Organoids touted as future of brain disorder R&D as AxoSim scoops up tech from Vyant subsidiary

As Vyant Bio continues its wind-down, the neuroscience research assets of its subsidiary StemoniX have officially been picked up by AxoSim, a New Orleans-based drug discovery biotech.

In an Oct. 24 press release, AxoSim said it had closed a previously announced all-cash, $2.25 million deal with Vyant to buy the company’s microBrain technology along with a 14,000-square-foot research and development manufacturing facility near Minneapolis, nine patents and their associated intellectual property, and the team of scientists that helped develop microBrain.

Vyant paid AxoSim $1.1 million when the deal closed, according to terms outlined by the company in a July press release about the acquisition. The rest will be paid in installments based on milestones and the expiration of standard legal waiting periods.

“Our goal of delivering human data faster to transform neurological R&D takes a major step forward with the addition of the microBrain platform, team and facilities,” AxoSim CEO and co-founder Lowry Curley, Ph.D., said in today's release.

MicroBrain’s platform consists of 2D and 3D human brain organoids—microscopic masses of cells that resemble and function like the organ they represent—coupled with analytic software. Mixtures of astrocytes and neurons grown from a single donor’s stem cells, the cultures can be used to study how different chemicals affect the brain’s electrical activity.

AxoSim plans to offer the tech as a way for its pharmaceutical industry customers to study Parkinson’s disease, epilepsy and Rett syndrome, a rare disease that causes progressive loss of motor function and language skills starting in infancy. The company already offers two of its own products in this space: NerveSim, a nerve-on-a-chip for studying nerve conduction in chronic pain, neuropathy and neurotoxicity; and BrainSim, organoids composed of the kinds of cells involved in multiple sclerosis.

Pharma companies are increasingly turning to organoids for research and to de-risk drug candidates, a trend helped along by the recently implemented FDA Modernization Act 2.0. The updated rules allow for companies to take drugs to clinical trials based on data from organoids, tissues-on-a-chip and other animal alternatives. This is particularly pertinent for biotechs in the neuroscience space, as animals are poor models of the human brain. AxoSim claims to count 20 of the top 25 pharmaceutical companies by size and revenue among its customers.
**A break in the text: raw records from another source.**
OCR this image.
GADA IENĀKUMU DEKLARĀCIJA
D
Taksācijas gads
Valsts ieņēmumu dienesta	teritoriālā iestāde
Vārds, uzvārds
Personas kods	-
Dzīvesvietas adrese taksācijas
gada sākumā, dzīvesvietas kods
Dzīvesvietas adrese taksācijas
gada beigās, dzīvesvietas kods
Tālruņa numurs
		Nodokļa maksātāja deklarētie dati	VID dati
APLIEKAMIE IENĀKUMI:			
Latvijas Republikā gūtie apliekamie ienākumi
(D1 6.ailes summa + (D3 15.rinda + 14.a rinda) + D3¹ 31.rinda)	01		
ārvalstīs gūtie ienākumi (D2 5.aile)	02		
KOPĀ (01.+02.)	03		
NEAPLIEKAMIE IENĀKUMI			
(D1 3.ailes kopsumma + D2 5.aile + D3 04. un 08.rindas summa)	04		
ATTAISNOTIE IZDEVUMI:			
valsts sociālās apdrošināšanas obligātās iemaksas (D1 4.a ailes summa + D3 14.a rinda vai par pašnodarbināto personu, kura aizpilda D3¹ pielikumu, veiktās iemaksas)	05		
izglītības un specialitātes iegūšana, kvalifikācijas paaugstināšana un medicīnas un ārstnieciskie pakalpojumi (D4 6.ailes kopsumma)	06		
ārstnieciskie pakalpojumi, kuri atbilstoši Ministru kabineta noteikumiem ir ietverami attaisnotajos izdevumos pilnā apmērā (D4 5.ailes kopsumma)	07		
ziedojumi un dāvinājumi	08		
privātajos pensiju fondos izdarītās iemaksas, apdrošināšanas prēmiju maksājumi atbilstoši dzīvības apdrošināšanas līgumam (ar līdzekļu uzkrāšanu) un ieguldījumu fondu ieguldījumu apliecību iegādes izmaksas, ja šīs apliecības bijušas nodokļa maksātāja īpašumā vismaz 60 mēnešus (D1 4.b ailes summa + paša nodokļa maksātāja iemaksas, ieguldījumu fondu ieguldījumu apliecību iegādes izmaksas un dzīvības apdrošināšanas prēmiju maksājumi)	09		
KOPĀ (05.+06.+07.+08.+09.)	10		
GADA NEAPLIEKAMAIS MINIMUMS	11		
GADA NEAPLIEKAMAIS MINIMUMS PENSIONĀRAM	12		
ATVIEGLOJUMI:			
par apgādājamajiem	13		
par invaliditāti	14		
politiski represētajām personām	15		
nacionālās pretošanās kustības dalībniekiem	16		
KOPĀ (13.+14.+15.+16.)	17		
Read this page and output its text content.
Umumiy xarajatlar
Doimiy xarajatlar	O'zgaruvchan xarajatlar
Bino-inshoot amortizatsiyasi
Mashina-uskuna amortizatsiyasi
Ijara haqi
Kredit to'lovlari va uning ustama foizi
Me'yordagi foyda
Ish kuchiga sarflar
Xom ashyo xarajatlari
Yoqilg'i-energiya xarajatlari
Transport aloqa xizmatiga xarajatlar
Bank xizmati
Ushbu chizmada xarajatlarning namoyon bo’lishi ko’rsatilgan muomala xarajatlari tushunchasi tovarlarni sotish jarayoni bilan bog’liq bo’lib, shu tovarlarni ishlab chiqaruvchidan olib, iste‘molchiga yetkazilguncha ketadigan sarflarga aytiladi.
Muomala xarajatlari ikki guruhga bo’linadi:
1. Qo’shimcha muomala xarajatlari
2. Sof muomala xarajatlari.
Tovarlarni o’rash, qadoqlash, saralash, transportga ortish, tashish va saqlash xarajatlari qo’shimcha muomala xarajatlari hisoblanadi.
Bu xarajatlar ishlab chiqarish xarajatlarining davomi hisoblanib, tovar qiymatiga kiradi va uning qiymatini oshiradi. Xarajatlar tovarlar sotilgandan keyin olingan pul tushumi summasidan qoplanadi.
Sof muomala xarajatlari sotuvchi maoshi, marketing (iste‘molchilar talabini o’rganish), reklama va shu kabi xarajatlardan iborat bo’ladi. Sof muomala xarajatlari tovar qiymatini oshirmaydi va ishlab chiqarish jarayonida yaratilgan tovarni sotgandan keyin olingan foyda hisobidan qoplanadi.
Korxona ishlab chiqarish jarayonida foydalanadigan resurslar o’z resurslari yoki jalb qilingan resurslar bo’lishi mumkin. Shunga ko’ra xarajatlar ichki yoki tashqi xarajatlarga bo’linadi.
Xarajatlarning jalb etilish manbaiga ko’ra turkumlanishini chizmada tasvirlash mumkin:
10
“This acquisition brings together the knowledge and intellectual property of some of the most advanced organoid models with AxoSim’s broad experience in their commercialization and dissemination,” Thomas Hartung, M.D., Ph.D., a brain organoid researcher at Johns Hopkins University who licensed the BrainSim technology to AxoSim and is now the company’s consulting vice president of scientific affairs, said in the press release.

“Brain organoids are the future for drug development in brain disorders and the de-risking of drugs and chemicals in general,” he added.